Worbles is the name of the bumps squirells get in summer it looks like a tumor a small bot fly larva is under the skin growing. It will hatch and leave a hole usually later in season you don't see them jst mayne squirells with a bald patch.


----------



## NCHillbilly (Dec 13, 2012)

The tiny bugs on squirrels are fleas, and most other critters have them too (try carrying a couple dead coons in a duckback game bag lol.) Wolves/warbles/botfly larva are a different thing, they are a grub-looking larva buried under the skin. The wolves go away in winter. Fleas don't.


----------



## Nicodemus (Dec 13, 2012)

NCHillbilly said:


> The tiny bugs on squirrels are fleas, and most other critters have them too (try carrying a couple dead coons in a duckback game bag lol.) Wolves/warbles/botfly larva are a different thing, they are a grub-looking larva buried under the skin. The wolves go away in winter. Fleas don't.
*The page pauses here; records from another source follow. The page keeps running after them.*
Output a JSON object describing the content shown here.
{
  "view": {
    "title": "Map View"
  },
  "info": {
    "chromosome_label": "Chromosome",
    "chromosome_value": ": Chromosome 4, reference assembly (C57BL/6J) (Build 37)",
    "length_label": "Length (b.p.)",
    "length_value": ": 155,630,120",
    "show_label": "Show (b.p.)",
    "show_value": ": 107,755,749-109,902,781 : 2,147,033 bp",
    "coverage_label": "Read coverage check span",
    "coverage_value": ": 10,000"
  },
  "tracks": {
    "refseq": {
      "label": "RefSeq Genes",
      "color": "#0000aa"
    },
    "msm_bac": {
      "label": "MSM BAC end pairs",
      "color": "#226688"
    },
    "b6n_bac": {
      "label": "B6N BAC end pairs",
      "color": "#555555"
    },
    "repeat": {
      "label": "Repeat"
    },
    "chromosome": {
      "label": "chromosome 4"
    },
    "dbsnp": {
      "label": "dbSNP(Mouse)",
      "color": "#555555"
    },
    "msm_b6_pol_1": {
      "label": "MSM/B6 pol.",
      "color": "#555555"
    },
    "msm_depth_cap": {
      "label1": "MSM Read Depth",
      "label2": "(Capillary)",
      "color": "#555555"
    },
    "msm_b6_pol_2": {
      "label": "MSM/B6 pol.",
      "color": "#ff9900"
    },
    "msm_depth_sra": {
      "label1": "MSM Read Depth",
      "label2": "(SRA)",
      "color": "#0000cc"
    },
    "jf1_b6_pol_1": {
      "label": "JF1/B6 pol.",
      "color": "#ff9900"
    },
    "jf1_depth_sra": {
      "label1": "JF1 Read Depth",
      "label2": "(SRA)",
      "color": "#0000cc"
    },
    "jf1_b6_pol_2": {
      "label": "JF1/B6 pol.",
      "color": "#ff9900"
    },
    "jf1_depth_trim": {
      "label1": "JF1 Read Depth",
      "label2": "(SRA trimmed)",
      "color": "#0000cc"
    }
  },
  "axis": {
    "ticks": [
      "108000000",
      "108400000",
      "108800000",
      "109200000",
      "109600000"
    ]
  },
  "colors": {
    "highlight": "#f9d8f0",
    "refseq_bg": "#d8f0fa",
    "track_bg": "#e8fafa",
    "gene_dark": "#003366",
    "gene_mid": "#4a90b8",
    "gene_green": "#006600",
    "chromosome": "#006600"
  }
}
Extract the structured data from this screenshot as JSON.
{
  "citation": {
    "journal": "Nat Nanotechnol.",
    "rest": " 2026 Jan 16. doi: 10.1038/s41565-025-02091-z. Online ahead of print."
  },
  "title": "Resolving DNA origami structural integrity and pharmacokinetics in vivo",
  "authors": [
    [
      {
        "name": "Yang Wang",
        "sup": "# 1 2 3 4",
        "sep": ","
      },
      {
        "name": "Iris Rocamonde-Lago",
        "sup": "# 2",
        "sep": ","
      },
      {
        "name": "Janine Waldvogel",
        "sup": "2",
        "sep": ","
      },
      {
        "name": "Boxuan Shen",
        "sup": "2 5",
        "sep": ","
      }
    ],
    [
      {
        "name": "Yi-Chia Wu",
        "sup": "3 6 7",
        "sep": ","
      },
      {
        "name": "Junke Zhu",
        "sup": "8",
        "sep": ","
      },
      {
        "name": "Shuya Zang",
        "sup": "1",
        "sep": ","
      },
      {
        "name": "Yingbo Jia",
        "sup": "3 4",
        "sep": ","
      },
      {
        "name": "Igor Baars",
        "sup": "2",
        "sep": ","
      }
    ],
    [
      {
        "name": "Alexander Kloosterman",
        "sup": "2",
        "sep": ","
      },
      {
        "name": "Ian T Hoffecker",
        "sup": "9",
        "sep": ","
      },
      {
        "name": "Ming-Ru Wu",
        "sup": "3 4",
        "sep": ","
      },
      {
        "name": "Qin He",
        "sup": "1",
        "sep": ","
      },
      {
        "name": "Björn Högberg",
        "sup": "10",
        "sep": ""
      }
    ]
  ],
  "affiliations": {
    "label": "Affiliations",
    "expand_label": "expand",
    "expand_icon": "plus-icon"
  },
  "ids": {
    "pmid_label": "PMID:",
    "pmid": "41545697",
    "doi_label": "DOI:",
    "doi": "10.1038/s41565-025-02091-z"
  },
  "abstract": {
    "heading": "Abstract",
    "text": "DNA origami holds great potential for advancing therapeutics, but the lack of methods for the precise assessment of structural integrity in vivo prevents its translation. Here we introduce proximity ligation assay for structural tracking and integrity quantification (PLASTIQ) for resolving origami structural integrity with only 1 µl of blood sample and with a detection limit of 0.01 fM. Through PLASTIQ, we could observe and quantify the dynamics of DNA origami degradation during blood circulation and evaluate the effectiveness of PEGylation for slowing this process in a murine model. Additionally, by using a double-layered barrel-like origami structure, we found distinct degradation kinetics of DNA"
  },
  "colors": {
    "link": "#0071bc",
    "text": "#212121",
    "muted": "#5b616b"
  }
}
Yea, I learned that one the hard way too.


----------



## Tater Bug (Dec 13, 2012)

Hang the squirrels in a tree where you can find them later. The fleas will hop off when the body of the squirrel cools down. Old timers secret! Do rabbits the same way.


----------



## FIG NEWTON (Dec 13, 2012)

2x on hang'n  em' up in bush, allways a good idea!


----------



## tbrown913 (Dec 13, 2012)

thanks! they aren't fleas, unless squirrel fleas are different from dog fleas. I'm guessing they are wolves, and will wait for the weather to kill them off!


_Posted  from Gon.com App  for  Android_


----------



## lmsnow1 (Dec 13, 2012)

They are definetely wolves. They can get on other species but they are known for being on squirrels. My dog had one a few years back. They really aren't harmful to the animal other than infection in the opening when they break out. I doubt it would hurt the meat. 

From what I know of them they will die in the winter.


----------